I am at times inspired by my dreams as well and will draw from memories of them. I have very unusual and twisting dreamscapes populated with unusual creatures, and most often I can remember my dreams with great clarity.
What size do you tend to work at? Do you have a preferred scale?
I prefer to work life sized, or larger. Obviously for illustration work and concept design projects I have to make smaller pieces, and many of the group shows that I take part in have size limits. However when given the chance I like to make my creatures life sized or as close to it as I can.
Your pieces feature meticulous lines and detail that also seem very flowing. Is your work mostly preconceived or do let a more natural and less structured process take course?
I have a fairly simple process for my work, it’s more of a free flow than a plan. While I do have a preconcieved concept for my pieces before I start them I don’t tend to do any preliminary sketching, I usually just go right to the paper and start working, I start by doing a loose sketch layer in pencil, then I ink it in, it’s with the ink that I fill in all of the detail work, and then I watercolor on top of the ink layer. I do a few layers of watercolor and then usually go back into it with more ink work and colored pencils.
I sometimes think I should do more sketches to start, but I have a difficult time working on something that is too planned out, I also have a hard time not finishing something, so if I start a sketch I am liable to simply keep working on it until it’s a finished piece instead!
Do you have any advice for someone looking to become a visual artist such as yourself?
Be prepared to work hard, and be prepared to be rejected regardless of your hard work, and be prepared to keep on creating despite that rejection. It is not an easy path in life to take, very few artstis achieve over night success, it can be a very long road to actually make a living from you work, and even then it can be easy to get burned out. Still it’s something worth fighting for.
I recommend using social media to your advantage, as well as submitting to various art magazines, you never know what could happen or who might see your work, it’s a great way to reach wider audiences.

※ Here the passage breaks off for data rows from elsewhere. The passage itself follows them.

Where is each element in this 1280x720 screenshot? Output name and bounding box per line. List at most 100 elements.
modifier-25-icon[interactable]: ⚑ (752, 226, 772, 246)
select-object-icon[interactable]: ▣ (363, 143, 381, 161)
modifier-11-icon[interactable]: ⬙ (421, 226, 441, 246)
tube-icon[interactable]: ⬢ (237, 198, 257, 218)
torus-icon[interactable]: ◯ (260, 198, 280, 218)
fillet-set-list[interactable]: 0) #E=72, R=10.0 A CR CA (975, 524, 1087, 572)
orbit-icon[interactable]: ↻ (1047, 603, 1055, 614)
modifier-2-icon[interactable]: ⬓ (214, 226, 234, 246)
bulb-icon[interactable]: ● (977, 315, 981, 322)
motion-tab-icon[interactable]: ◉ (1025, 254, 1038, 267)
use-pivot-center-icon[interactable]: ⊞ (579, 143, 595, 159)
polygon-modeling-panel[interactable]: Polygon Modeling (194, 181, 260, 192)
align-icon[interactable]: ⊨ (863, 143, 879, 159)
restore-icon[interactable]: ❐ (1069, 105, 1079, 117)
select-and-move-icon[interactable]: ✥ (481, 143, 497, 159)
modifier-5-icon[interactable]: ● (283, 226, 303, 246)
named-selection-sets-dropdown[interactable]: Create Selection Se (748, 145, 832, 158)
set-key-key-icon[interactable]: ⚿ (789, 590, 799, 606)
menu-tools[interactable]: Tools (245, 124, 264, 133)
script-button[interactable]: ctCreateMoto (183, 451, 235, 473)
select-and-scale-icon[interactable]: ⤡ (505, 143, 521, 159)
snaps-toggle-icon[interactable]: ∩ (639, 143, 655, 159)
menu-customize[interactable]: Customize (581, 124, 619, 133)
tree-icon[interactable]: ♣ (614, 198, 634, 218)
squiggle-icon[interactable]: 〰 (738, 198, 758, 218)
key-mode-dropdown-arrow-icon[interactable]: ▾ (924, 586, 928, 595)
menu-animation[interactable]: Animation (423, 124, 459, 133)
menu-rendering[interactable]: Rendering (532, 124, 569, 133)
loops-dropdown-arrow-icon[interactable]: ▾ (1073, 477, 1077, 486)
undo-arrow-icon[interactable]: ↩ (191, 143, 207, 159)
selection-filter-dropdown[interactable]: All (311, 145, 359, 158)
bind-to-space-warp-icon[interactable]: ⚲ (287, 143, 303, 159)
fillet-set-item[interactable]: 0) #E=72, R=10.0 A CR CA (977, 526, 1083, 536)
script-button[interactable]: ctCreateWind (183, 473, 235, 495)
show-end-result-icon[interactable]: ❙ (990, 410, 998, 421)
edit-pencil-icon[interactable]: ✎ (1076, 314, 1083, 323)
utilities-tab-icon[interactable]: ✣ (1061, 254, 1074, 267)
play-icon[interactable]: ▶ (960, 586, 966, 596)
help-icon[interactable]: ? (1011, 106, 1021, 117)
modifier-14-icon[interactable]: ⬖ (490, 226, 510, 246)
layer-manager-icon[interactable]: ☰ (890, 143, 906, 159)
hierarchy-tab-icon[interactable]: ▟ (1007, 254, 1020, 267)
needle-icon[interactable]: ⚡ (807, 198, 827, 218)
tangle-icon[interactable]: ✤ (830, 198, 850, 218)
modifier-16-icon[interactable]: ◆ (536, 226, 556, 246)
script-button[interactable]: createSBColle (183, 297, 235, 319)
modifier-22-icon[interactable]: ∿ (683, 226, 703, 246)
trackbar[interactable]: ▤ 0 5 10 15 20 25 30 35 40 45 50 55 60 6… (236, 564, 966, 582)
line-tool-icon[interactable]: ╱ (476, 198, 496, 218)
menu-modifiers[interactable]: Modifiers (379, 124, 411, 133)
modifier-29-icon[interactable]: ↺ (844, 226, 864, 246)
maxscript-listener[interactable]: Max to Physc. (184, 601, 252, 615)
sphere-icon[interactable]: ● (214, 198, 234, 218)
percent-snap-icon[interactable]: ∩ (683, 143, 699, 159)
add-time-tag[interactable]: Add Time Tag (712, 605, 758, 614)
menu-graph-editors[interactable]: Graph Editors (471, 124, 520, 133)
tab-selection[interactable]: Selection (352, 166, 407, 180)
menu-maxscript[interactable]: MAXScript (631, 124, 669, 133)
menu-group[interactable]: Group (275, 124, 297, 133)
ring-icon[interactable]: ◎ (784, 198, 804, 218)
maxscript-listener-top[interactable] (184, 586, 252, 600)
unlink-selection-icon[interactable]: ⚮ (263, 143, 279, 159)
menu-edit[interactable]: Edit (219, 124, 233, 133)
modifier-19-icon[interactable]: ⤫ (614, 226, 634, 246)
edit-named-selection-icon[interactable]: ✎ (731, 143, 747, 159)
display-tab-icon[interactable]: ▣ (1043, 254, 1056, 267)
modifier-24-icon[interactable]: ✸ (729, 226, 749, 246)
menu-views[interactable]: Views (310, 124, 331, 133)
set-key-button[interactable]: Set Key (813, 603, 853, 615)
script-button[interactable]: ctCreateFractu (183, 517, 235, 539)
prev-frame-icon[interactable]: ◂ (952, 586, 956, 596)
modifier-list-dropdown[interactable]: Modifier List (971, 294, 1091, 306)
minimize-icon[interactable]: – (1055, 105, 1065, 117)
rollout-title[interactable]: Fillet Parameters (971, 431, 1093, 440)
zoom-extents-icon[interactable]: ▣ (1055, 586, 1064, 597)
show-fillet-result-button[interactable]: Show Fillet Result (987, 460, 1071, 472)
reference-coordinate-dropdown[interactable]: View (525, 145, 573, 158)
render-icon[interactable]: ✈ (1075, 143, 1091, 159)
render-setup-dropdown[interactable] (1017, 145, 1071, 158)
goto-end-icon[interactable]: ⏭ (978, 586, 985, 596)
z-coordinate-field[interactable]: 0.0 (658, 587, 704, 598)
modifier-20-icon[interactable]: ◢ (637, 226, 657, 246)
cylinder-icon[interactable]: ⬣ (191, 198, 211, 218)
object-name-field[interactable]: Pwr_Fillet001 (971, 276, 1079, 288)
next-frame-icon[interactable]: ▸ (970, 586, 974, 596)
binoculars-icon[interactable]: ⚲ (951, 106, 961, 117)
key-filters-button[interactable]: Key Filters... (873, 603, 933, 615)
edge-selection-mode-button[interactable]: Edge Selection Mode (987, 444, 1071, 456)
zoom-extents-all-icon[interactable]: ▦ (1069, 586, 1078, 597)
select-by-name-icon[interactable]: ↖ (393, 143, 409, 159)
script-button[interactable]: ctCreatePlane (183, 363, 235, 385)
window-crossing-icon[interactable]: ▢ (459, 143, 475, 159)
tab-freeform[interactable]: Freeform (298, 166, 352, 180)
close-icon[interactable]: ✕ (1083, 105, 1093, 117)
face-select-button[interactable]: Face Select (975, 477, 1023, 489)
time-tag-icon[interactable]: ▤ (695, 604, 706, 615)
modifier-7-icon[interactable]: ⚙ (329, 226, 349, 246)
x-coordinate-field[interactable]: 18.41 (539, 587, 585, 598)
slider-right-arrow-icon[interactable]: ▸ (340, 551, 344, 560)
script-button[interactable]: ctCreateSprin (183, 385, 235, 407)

Also, and most importantly really, make sure you don’t let people take advantage of you, artwork is work, and many people demand that you give them work either for free, or so cheap it might as well be free, but don’t fall for it, no amount of “exposure” is worth giving away your livelihood, there seems to be a prevailing idea in our society that artwork shouldn’t cost money, or if it does it should be cheap, there is this idea that art isn’t really work somehow. Be wary of that, and make sure that you acknowledge that your art is worth something, that to create artwork is an act of labor as well as love.